There’s a paradox that plagues every marketer. People are reading both more and less.
They’re reading web content and whitepapers. Blogs and tweets. Reviews and articles. Billboards and emails. Magazines and Facebook posts. In fact, people are spending more time reading than ever.
But they’re also reading less – or trying to. Shorter attention spans demand shorter copy. So if you want to make your point and make a sale, make it faster. Here are four ways to lower your word count without losing impact.
First, lose the clichés. Each and every one of them. (See what we did there? Slipped in a cliché. Don’t do that.) Instead, print out the copy you need to trim. Now grab a highlighter.
Highlight every cliché.

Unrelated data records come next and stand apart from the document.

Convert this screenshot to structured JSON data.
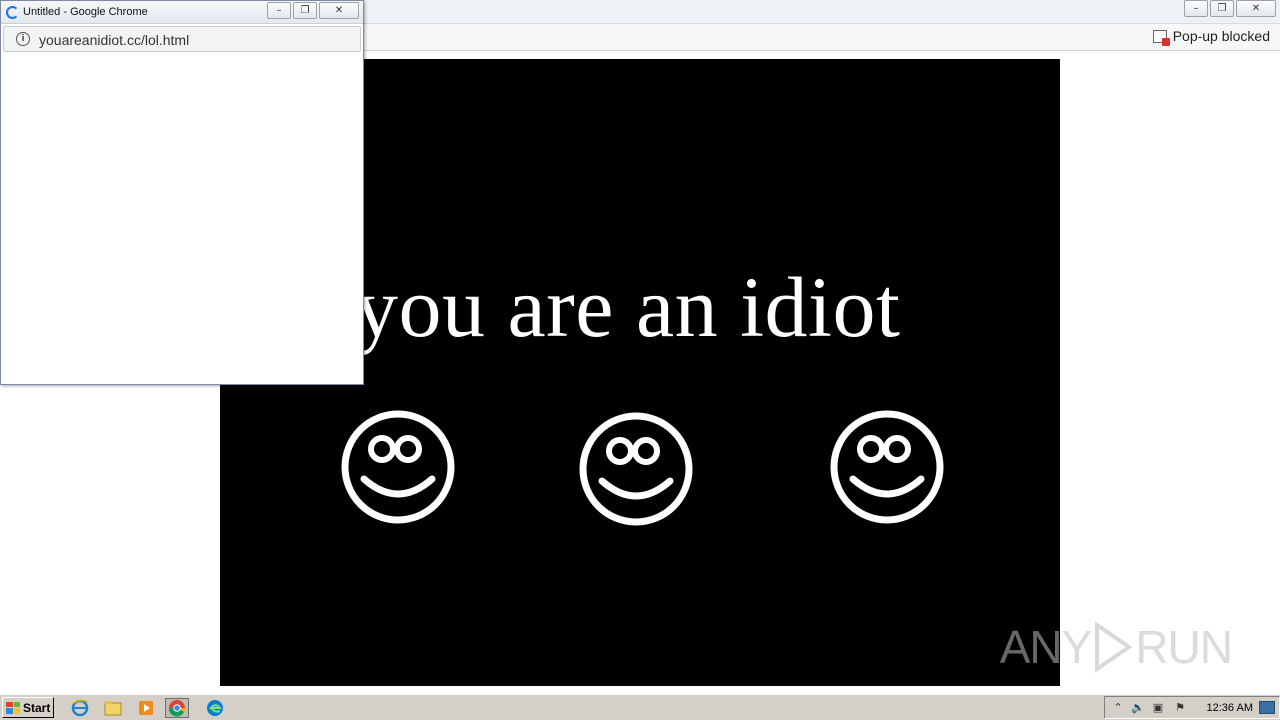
{
  "popup_window": {
    "title": "Untitled - Google Chrome",
    "url": "youareanidiot.cc/lol.html",
    "controls": {
      "minimize": "–",
      "restore": "❐",
      "close": "✕"
    }
  },
  "main_window": {
    "popup_blocked_label": "Pop-up blocked",
    "controls": {
      "minimize": "–",
      "restore": "❐",
      "close": "✕"
    }
  },
  "page": {
    "headline": "you are an idiot",
    "background_color": "#000000",
    "text_color": "#ffffff",
    "smiley_count": 3
  },
  "watermark": {
    "text_left": "ANY",
    "text_right": "RUN"
  },
  "taskbar": {
    "start_label": "Start",
    "pinned": [
      "internet-explorer-icon",
      "file-explorer-icon",
      "media-player-icon",
      "chrome-icon",
      "edge-icon"
    ],
    "active_app": "chrome-icon",
    "tray": {
      "icons": [
        "chevron-up-icon",
        "volume-icon",
        "network-icon",
        "flag-icon"
      ],
      "clock": "12:36 AM"
    }
  }
}
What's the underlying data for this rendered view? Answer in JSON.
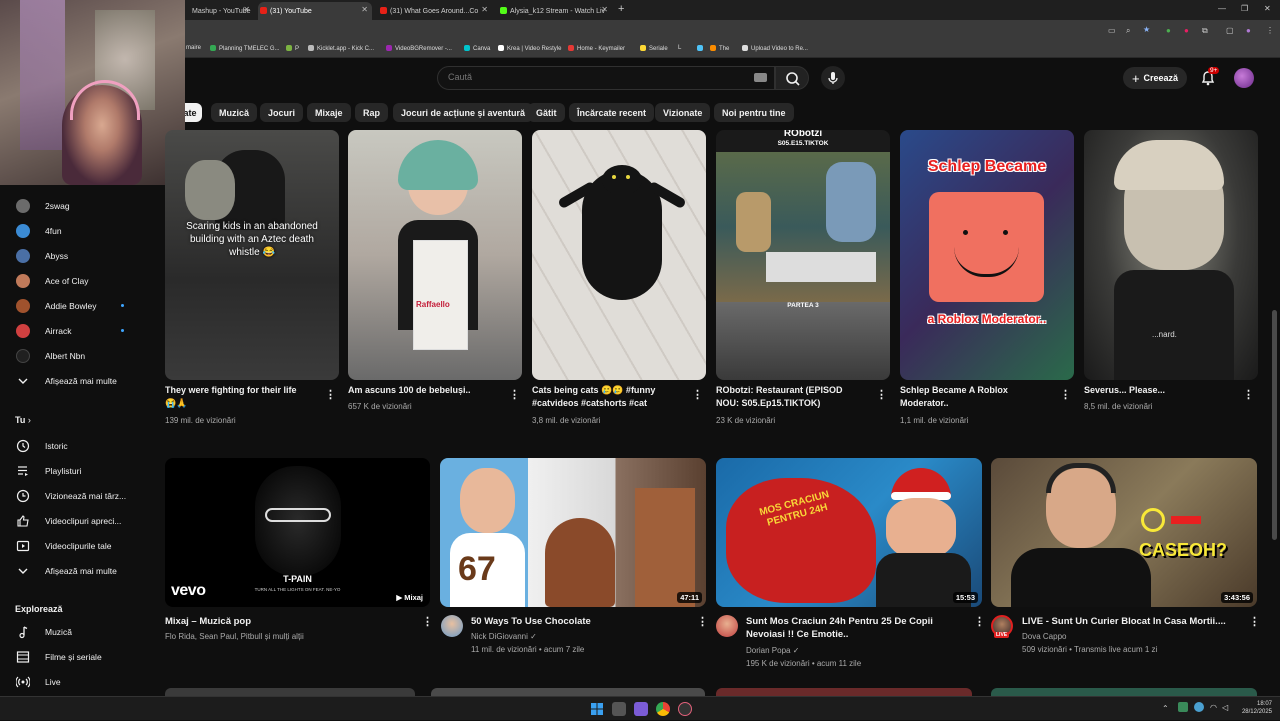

Every overused word or generic expression. Every phrase that takes up space without adding depth. All of them. Now delete those and read the copy again. Then repeat. You’ll find that you’ve lost empty words and regained readers’ attention.
Second, make every sentence shorter. Every one. Trim words away until each is as short as possible. Be especially ruthless with industry jargon and technical terms. You may feel better including them, but they rarely help readership.
Third, make every paragraph shorter. What’s the key point? Drive it home. Get in, hit it and get out. Add spaces between paragraphs. Add subheads to add clarity.
Finally, strategically ignore what your English teachers told you. Or at least some of it. Write closer to the way people talk. Use contractions. Punch things up with sentence fragments. Lots of them. End a sentence with a preposition if it makes sense. And start with conjunctions. Write to be read.
One note about SEO. Yes, your website needs to include search terms and key words. But that doesn’t mean you should bury them in long sentences.
Now go get short. And make some more money.